Ensure the following prerequisites are met before configuring the DCGM Exporter:
  • Enable GPU monitoring at the Controller account level using the following flag:
    sim.cluster.gpu.enabled=true
    
  • Enable GPU Monitoring on the Machine Agent using one of the following methods:

    • System Property:
      -Dappdynamics.machine.agent.gpu.enabled=true
    • Controller Configuration File (controller-info.xml):
      <gpu-enabled>true</gpu-enabled>
    • Environment Variable:
      APPDYNAMICS_MACHINE_AGENT_GPU_ENABLED=true
  • By default, the DCGM Exporter is used for GPU metrics collection. Use one of the following to customize or override the exporter endpoint by specifying the host and port:
    • System Property:
      -Dappdynamics.machine.agent.dcgm.exporter.service.host=<host> -Dappdynamics.machine.agent.dcgm.exporter.service.port=<port>  # Default: 9400
    • Controller Configuration File (controller-info.xml):
      <dcgm-exporter-service-host><host></dcgm-exporter-service-host>
      <dcgm-exporter-service-port><port></dcgm-exporter-service-port>  <!-- Default: 9400 -->
    • Environment Variable:
      export APPDYNAMICS_MACHINE_AGENT_DCGM_EXPORTER_SERVICE_HOST=<host>
      export APPDYNAMICS_MACHINE_AGENT_DCGM_EXPORTER_SERVICE_PORT=<port>  # Default: 9400
  • Ensure Docker version 19.03 or higher (configured with NVIDIA Container Runtime) or containerd is installed and configured.

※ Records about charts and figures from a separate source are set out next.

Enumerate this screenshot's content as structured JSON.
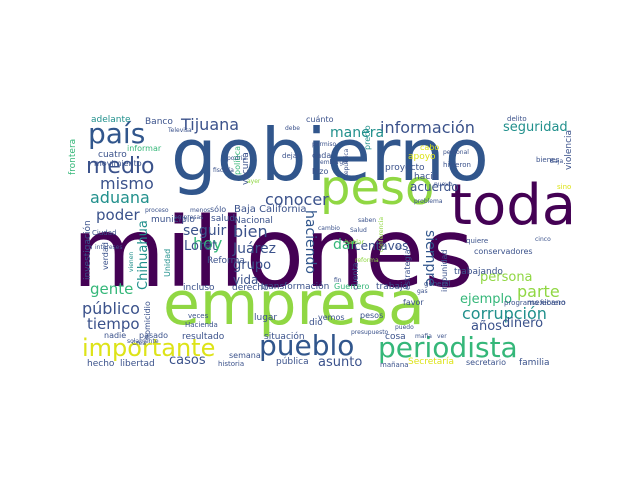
{
  "colors": {
    "background": "#ffffff",
    "dark_purple": "#440154",
    "blue": "#31568c",
    "slate": "#3b528b",
    "teal": "#21908c",
    "green": "#35b779",
    "lime": "#90d743",
    "yellow": "#dde318"
  },
  "words": [
    "gobierno",
    "millones",
    "empresa",
    "toda",
    "peso",
    "país",
    "periodista",
    "pueblo",
    "importante",
    "medio",
    "información",
    "Tijuana",
    "mismo",
    "aduana",
    "conocer",
    "corrupción",
    "hoy",
    "seguir",
    "bien",
    "Juárez",
    "Loret",
    "público",
    "tiempo",
    "gente",
    "parte",
    "persona",
    "poder",
    "casos",
    "asunto",
    "manera",
    "seguridad",
    "haciendo",
    "dar",
    "centavos",
    "acuerdo",
    "siempre",
    "ejemplo",
    "años",
    "dinero",
    "grupo",
    "vida",
    "Chihuahua",
    "Baja California",
    "Reforma",
    "Nacional",
    "municipio",
    "salud",
    "homicidio",
    "investigación",
    "frontera",
    "adelante",
    "Banco",
    "movimiento",
    "cuatro",
    "libertad",
    "hecho",
    "nadie",
    "pasado",
    "resultado",
    "situación",
    "incluso",
    "derecho",
    "transformación",
    "Guerrero",
    "trabajo",
    "Secretaría",
    "secretario",
    "familia",
    "mexicano",
    "trabajando",
    "violencia",
    "cuánto",
    "cada",
    "hizo",
    "proyecto",
    "hacia",
    "apoyo",
    "cabo",
    "precio",
    "vacuna",
    "política",
    "quiere",
    "cuenta",
    "estrategia",
    "impunidad",
    "favor",
    "pesos",
    "vemos",
    "dio",
    "lugar",
    "cosa",
    "conservadores",
    "sólo",
    "veces",
    "Hacienda",
    "pública",
    "semana",
    "historia",
    "mañana",
    "delito",
    "bienes",
    "hicieron",
    "programa",
    "febrero",
    "Ciudad",
    "informar",
    "verdad",
    "Unidad",
    "empresas",
    "proceso",
    "general",
    "puedo",
    "cinco",
    "sino",
    "dejar",
    "cambio",
    "problema",
    "saben",
    "hablar",
    "podría",
    "fiscalía",
    "Televisa",
    "debe",
    "permiso",
    "embargo",
    "República",
    "conferencia",
    "nuevo",
    "menos",
    "ayer",
    "mafia",
    "presupuesto",
    "Baja",
    "personal",
    "ver",
    "Salud",
    "fin",
    "ex",
    "gas",
    "solamente",
    "intereses",
    "Crea",
    "reforma",
    "vienen"
  ]
}
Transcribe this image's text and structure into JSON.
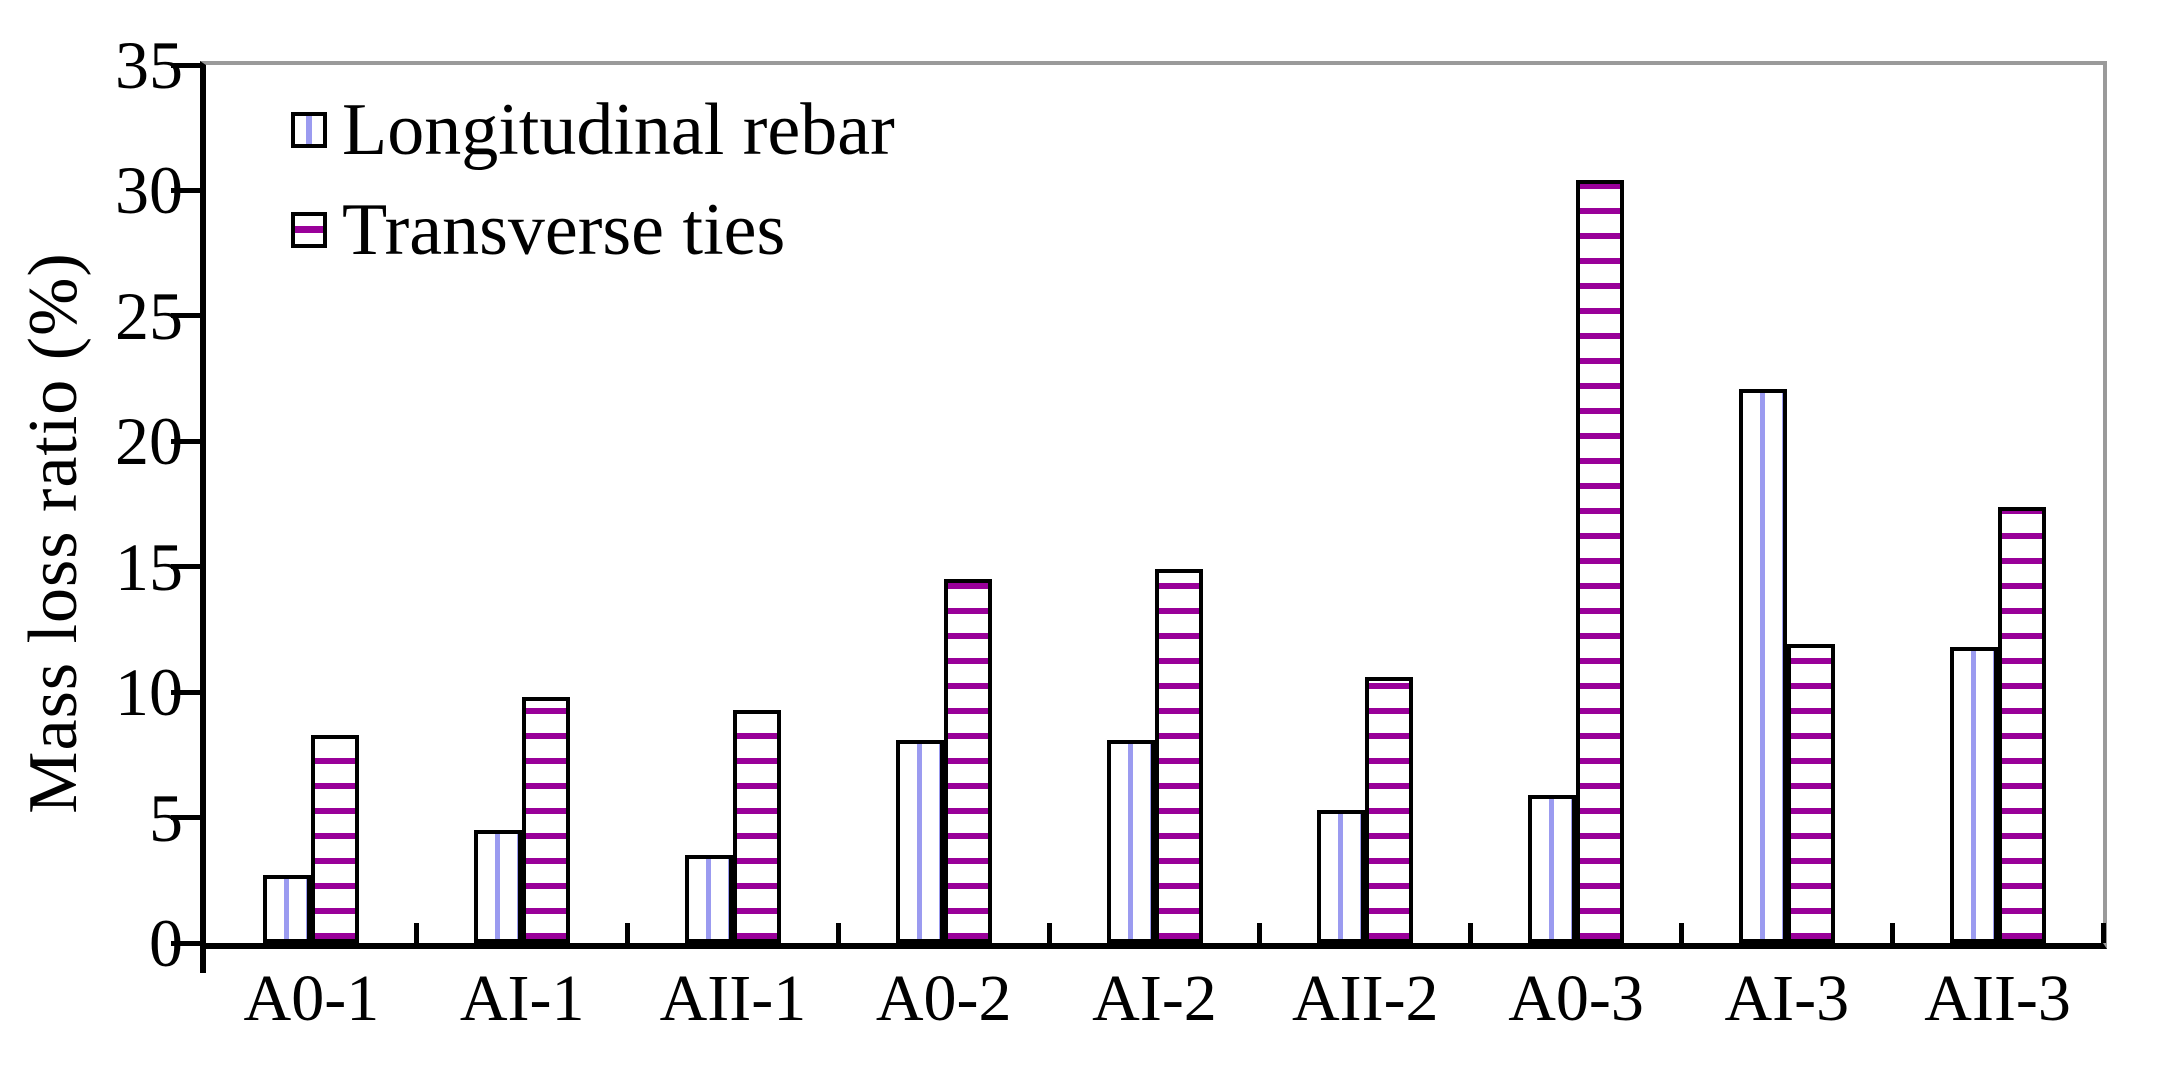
{
  "chart_data": {
    "type": "bar",
    "title": "",
    "xlabel": "",
    "ylabel": "Mass loss ratio (%)",
    "ylim": [
      0,
      35
    ],
    "yticks": [
      0,
      5,
      10,
      15,
      20,
      25,
      30,
      35
    ],
    "grid": false,
    "legend_position": "top-left-inside",
    "categories": [
      "A0-1",
      "AI-1",
      "AII-1",
      "A0-2",
      "AI-2",
      "AII-2",
      "A0-3",
      "AI-3",
      "AII-3"
    ],
    "series": [
      {
        "name": "Longitudinal rebar",
        "pattern": "vertical-stripes",
        "stripe_color": "#9b9bf0",
        "fill_color": "#ffffff",
        "outline_color": "#000000",
        "values": [
          2.7,
          4.5,
          3.5,
          8.1,
          8.1,
          5.3,
          5.9,
          22.1,
          11.8
        ]
      },
      {
        "name": "Transverse ties",
        "pattern": "horizontal-stripes",
        "stripe_color": "#990099",
        "fill_color": "#ffffff",
        "outline_color": "#000000",
        "values": [
          8.3,
          9.8,
          9.3,
          14.5,
          14.9,
          10.6,
          30.4,
          11.9,
          17.4
        ]
      }
    ],
    "plot_border_colors": {
      "left": "#000000",
      "bottom": "#000000",
      "top": "#9a9a9a",
      "right": "#9a9a9a"
    }
  }
}
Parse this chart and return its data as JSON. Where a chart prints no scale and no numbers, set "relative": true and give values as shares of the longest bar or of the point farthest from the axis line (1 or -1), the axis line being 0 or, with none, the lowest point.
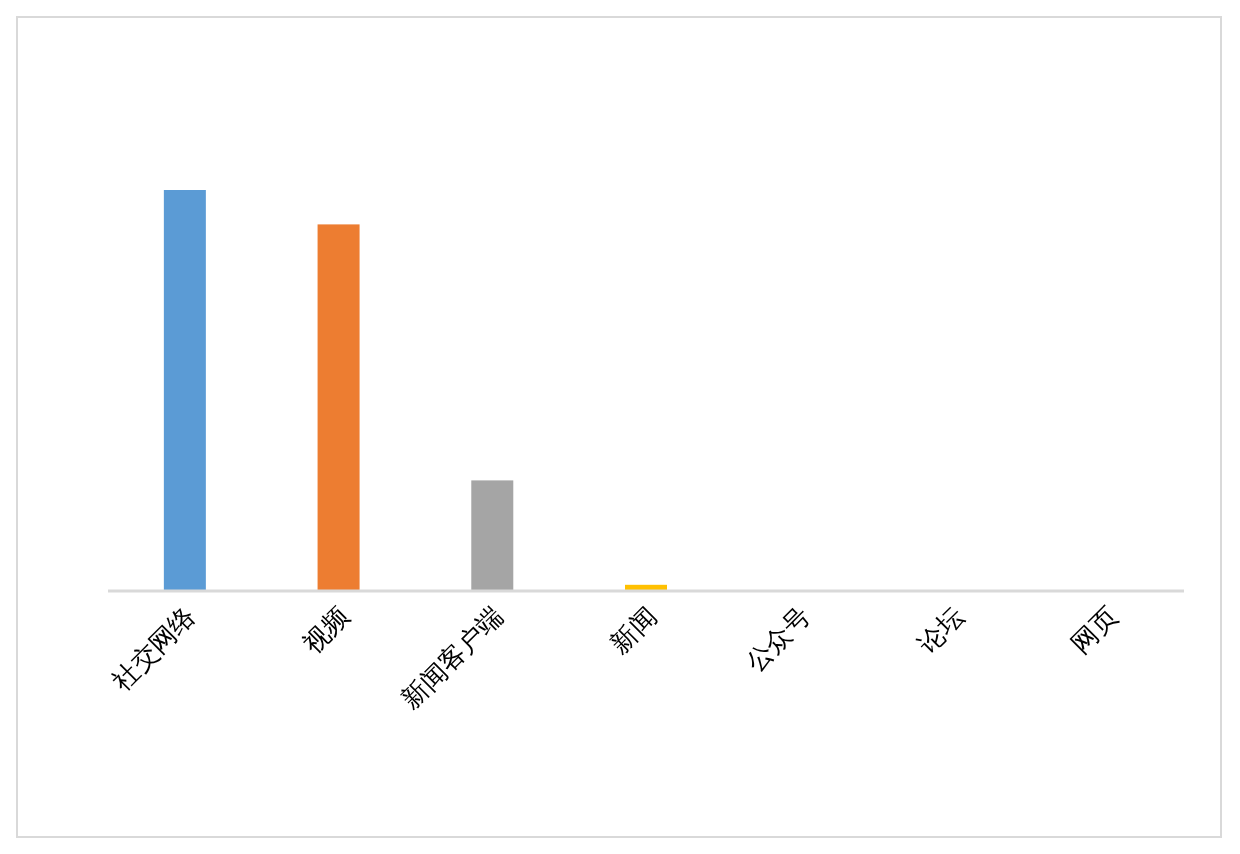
{
  "chart_data": {
    "type": "bar",
    "relative": true,
    "categories": [
      "社交网络",
      "视频",
      "新闻客户端",
      "新闻",
      "公众号",
      "论坛",
      "网页"
    ],
    "values": [
      1,
      0.914,
      0.274,
      0.013,
      0,
      0,
      0
    ],
    "colors": [
      "#5b9bd5",
      "#ed7d31",
      "#a5a5a5",
      "#ffc000",
      "#4472c4",
      "#70ad47",
      "#255e91"
    ],
    "grid": false,
    "legend": false
  }
}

  • Install and configure the NVIDIA Container Toolkit using the following commands:
    curl -fsSL https://nvidia.github.io/libnvidia-container/gpgkey | sudo gpg --dearmor -o /usr/share/keyrings/nvidia-container-toolkit-keyring.gpg
    curl -s -L https://nvidia.github.io/libnvidia-container/stable/deb/nvidia-container-toolkit.list \
      | sed 's#deb https://#deb [signed-by=/usr/share/keyrings/nvidia-container-toolkit-keyring.gpg] https://#g' \
      | sudo tee /etc/apt/sources.list.d/nvidia-container-toolkit.list
    sudo apt-get update
    sudo apt-get install -y nvidia-container-toolkit
    sudo nvidia-ctk runtime configure --runtime=docker
    sudo systemctl restart docker

Perform the following steps to deploy the DCGM Exporter as a standalone container:

  1. Pull an exporter image using the following example command. Ensure that you are using an image version >= 3.3.8–3.6.x.
    docker pull nvcr.io/nvidia/k8s/dcgm-exporter:4.2.3-4.1.1-ubuntu22.04
  2. Run the exporter as a container. Also, expose port 9400 and grant GPU access. Use the following example command:
    docker run -d --gpus all --cap-add SYS_ADMIN --rm -p 9400:9400 nvcr.io/nvidia/k8s/dcgm-exporter:4.2.3-4.1.1-ubuntu22.04
  3. Use the following command to verify that the exporter is running and accessible by querying the metrics endpoint:
    curl http://localhost:9400/metrics